O “grande acordo nacional” passa pela reforma política

Bruno Carazza

A esta altura do campeonato já está claro que a “Operação Machado-Jucá” encontra-se em curso acelerado. Para quem não se lembra, trata-se do diálogo entre o ex-presidente da Transpetro, Sérgio Machado, e o senador Romero Jucá para fazer “um acordo, botar o Michel, num grande acordo nacional”, “com o Supremo, com tudo”, porque “aí parava tudo”, “delimitava onde está, pronto”.

Nas últimas semanas, tivemos a absolvição da chapa Dilma-Temer por “excesso de provas”, a Segunda Turma do STF concedendo habeas corpus para libertar várias figuras sob prisão preventiva (Genu, Bumlai, Eike Batista, José Dirceu), a indicação ultra-rápida de uma nova Procuradora-Geral da República que não é alinhada com o atual chefe do MP (e, por tabela, da Lava Jato) Rodrigo Janot, a sucessão de decisões do Supremo e do Senado aliviando a barra de Aécio Neves e sua família, a decisão da Polícia Federal de encerrar as atividades da sua força-tarefa na Lava Jato em Curitiba…

O processo está tão engrenado que nem a peça central do plano Machado-Jucá parece tão imprescindível assim, uma vez que crescem as movimentações para que Rodrigo Maia, o Botafogo, substitua Michel Temer, que se mostra menor a cada dia.

Nesse cenário, a aprovação de uma nova reforma política se prestaria a garantir que tudo continue como dantes no quartel de Abrantes.

No último post deste blog defendi que a proposta de criação do “distritão” e de um fundo de R$ 3,5 bilhões para financiar as campanhas eleitorais é uma estratégia de sobrevivência dos políticos enrolados com a Operação Lava Jato.

A lógica é simples: como os partidos receberão uma bolada de recursos públicos para gastar nas eleições e os caciques regionais continuarão tendo liberdade para distribuir o dinheiro entre os candidatos, é muito provável que os maiores beneficiados sejam eles mesmos.
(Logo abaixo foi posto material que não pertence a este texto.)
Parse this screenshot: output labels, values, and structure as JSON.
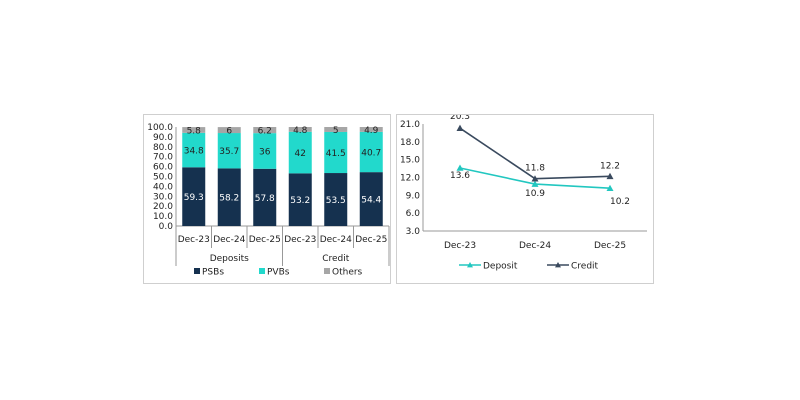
{
  "chart_data": [
    {
      "type": "bar",
      "stacked": true,
      "groups": [
        {
          "label": "Deposits",
          "categories": [
            "Dec-23",
            "Dec-24",
            "Dec-25"
          ]
        },
        {
          "label": "Credit",
          "categories": [
            "Dec-23",
            "Dec-24",
            "Dec-25"
          ]
        }
      ],
      "categories": [
        "Dec-23",
        "Dec-24",
        "Dec-25",
        "Dec-23",
        "Dec-24",
        "Dec-25"
      ],
      "series": [
        {
          "name": "PSBs",
          "color": "#15314f",
          "values": [
            59.3,
            58.2,
            57.8,
            53.2,
            53.5,
            54.4
          ]
        },
        {
          "name": "PVBs",
          "color": "#22d9cc",
          "values": [
            34.8,
            35.7,
            36.0,
            42.0,
            41.5,
            40.7
          ]
        },
        {
          "name": "Others",
          "color": "#a6a6a6",
          "values": [
            5.8,
            6.0,
            6.2,
            4.8,
            5.0,
            4.9
          ]
        }
      ],
      "ylim": [
        0,
        100
      ],
      "yticks": [
        "0.0",
        "10.0",
        "20.0",
        "30.0",
        "40.0",
        "50.0",
        "60.0",
        "70.0",
        "80.0",
        "90.0",
        "100.0"
      ],
      "grid": false,
      "legend": "bottom"
    },
    {
      "type": "line",
      "categories": [
        "Dec-23",
        "Dec-24",
        "Dec-25"
      ],
      "series": [
        {
          "name": "Deposit",
          "color": "#22c7c0",
          "values": [
            13.6,
            10.9,
            10.2
          ]
        },
        {
          "name": "Credit",
          "color": "#3a4a5e",
          "values": [
            20.3,
            11.8,
            12.2
          ]
        }
      ],
      "ylim": [
        3,
        21
      ],
      "yticks": [
        "3.0",
        "6.0",
        "9.0",
        "12.0",
        "15.0",
        "18.0",
        "21.0"
      ],
      "grid": false,
      "legend": "bottom",
      "marker": "triangle"
    }
  ]
}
Com isso, aumentam suas chances de reeleição e, assim, permanecem com todas as regalias, proteções e, o que é mais importante, o foro privilegiado – pois do jeito que as coisas vão ele não será extinto nunca.

Para ilustrar meu raciocínio, fiz um gráfico mostrando como os partidos distribuíram seus recursos de forma extremamente desigual entre os candidatos de cada Estado nas eleições de 2014, com um detalhe importante: destaquei os deputados federais envolvidos na Lava Jato, segundo levantamento feito pela Folha.

No gráfico acima as bolinhas representam, em cada Estado, o valor repassado pelos partidos políticos a seus candidatos. Vê-se que há uma disparidade imensa, com alguns poucos privilegiados recebendo valores extraordinários – Benito Gama (PTB/BA) é o campeão, com quase R$ 6 milhões – e a maioria recebendo muito pouco, ou nada.

Em amarelo estão destacados os deputados federais investigados na Lava Jato por receber propinas ou dinheiro de caixa dois. Como pode ser visto, a maioria deles figura entre os principais beneficiários na partilha de recursos arrecadados pelos partidos.

Se você tiver a curiosidade de analisar a situação por partido (selecionando na caixa no topo do gráfico), vai ver que muitos dos artífices do “grande acordo nacional” estão nesse grupo: Eduardo Cunha (o pai do impeachment), o próprio Rodrigo Maia, Rodrigo Rocha Loures (o da mala de dinheiro, à época um dos braços direitos de Temer), Paulinho da Força, Bruno Araújo (PSDB/PE, ministro das Cidades, o homem do “sim” decisivo no impeachment), além de figuras proeminentes da oposição que estão se prestando a esse papel, como Vicente Cândido (PT/SP, relator da reforma política) e Carlos Zarattini (PT/SP).

Todos eles investigados.

Todos eles de olho na bolada de recursos públicos que será destinada aos partidos caso a reforma política seja aprovada.

Todos eles buscando a reeleição e a manutenção do foro privilegiado.

Todos eles personagens-chave no “grande acordo nacional” para barrar a Lava Jato.

Essa é a reforma política do projeto Machado-Jucá. “Pra parar tudo”. Pra “estancar a sangria”. “Pra chegar do outro lado da margem”.

Caro(a) leitor(a), não se perca no noticiário frenético da política. Não desperdice seu ímpeto cívico atacando petralhas ou coxinhas. Preste atenção na reforma política – o diabo mora nos detalhes.